According to new research, even one head injury can increase your chances of developing dementia by 25% decades later, and the risk increases with each subsequent head injury.” Head injury is not the only risk factor for dementia; high blood pressure and diabetes, among other things, also contribute significantly to dementia risk,” and “however, head injury is one risk factor for dementia that is modifiable by behavioral changes like wearing helmets and seat belts.” said study author Dr. Andrea Schneider.
A Single Concussion Can Increase Your Chances Of Developing Dementia
Dementia refers to a group of diseases that affect thinking ability, memory, and/or other cognitive functions, including Alzheimer’s disease. According to Schneider, the exact mechanism by which a head injury can cause dementia is still unknown. She explained about “Just as vascular risk factors such as high blood pressure, diabetes, smoking, and other factors can affect the health of the blood vessels in the brain, which can lead to dementia later in life,” and “head injury causes injury to the blood vessels in the brain, which can lead to dementia later in life through similar pathways.”
The Atherosclerosis Risk in Communities Study collected data from over 14,000 people over 25 years.
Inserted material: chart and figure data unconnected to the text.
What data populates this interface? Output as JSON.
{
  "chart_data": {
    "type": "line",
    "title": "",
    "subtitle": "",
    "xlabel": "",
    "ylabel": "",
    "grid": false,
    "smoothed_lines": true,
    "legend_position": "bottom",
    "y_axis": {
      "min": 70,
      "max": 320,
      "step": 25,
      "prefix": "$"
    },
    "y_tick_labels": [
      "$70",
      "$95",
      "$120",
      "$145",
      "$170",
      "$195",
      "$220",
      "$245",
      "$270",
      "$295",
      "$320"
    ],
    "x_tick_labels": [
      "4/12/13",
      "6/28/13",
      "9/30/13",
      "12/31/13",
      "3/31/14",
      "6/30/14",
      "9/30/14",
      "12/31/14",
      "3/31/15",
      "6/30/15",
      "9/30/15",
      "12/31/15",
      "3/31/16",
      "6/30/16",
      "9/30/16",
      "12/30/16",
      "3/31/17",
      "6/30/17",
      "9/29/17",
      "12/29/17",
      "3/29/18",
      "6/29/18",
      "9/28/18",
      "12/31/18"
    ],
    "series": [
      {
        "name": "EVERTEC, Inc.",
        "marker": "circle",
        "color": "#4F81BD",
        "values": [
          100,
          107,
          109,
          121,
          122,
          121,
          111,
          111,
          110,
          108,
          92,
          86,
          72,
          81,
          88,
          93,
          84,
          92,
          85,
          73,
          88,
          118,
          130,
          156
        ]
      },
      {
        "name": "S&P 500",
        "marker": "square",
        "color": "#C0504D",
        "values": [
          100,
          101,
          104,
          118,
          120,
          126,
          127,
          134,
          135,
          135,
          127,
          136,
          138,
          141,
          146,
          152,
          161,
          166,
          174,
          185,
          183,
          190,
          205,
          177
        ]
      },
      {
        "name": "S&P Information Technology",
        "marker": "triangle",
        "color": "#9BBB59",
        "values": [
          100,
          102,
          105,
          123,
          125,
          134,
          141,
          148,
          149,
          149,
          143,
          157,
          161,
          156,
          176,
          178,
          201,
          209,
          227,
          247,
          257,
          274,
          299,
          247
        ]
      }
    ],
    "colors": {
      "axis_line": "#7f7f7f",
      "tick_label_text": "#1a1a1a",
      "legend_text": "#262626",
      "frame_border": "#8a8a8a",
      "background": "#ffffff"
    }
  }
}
The participants, who were on average 54 years old, were interviewed about head injuries regularly in person and/or over the phone. The researchers also looked at the hospital records of those who had suffered head injuries.
A previous head injury increased the risk of dementia by 25% when compared to people who had never had a head injury. The study found that having two or more head injuries were linked to 25-year increased risk of dementia.
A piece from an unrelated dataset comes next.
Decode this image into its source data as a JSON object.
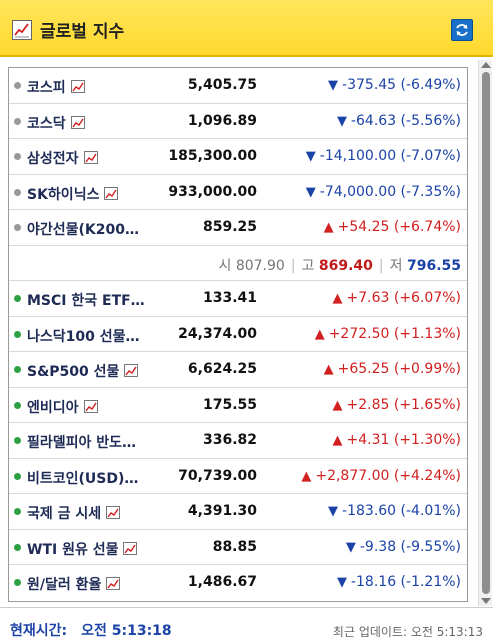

Nearly 10% of all dementia cases in the study were linked to a history of a head injury after age 45, and this increased risk was seen across the board, including Alzheimer’s disease. Following a head injury, women were more likely than men to develop dementia, and white people were more at risk than black people.”These findings are novel, and further replication, as well as an investigation into the reasons for these possible sex and race differences, is required,” Schneider said.
The findings suggest a link between concussion and dementia later in life, but they do not prove causation. More research is needed to understand how head injury can lead to dementia, he said, calling the new findings “very important” and “there are a number of mechanisms by which a traumatic brain injury can lead to dementia, and we know that dementia begins 20 to 30 years before it becomes symptomatic,” Fillit explained.
He pointed out that there are steps you can take to reduce your chances of developing dementia. They include not smoking, drinking alcohol in moderation, staying socially connected, and wearing a helmet or seat belt to protect your head. Other known risks, such as high blood pressure, high cholesterol, and diabetes, must also be managed.
He said that “The most common mechanism for injury in older people is falling,” “fall prevention should focus on fall prevention in older people,” and “core-strengthening and balance-improving exercises can help to lower the risk of falling.”In modern societies, traumatic brain injury is common, and advances in neurosurgical and neurological care have allowed most victims of even severe injuries to live for decades, albeit with disabilities.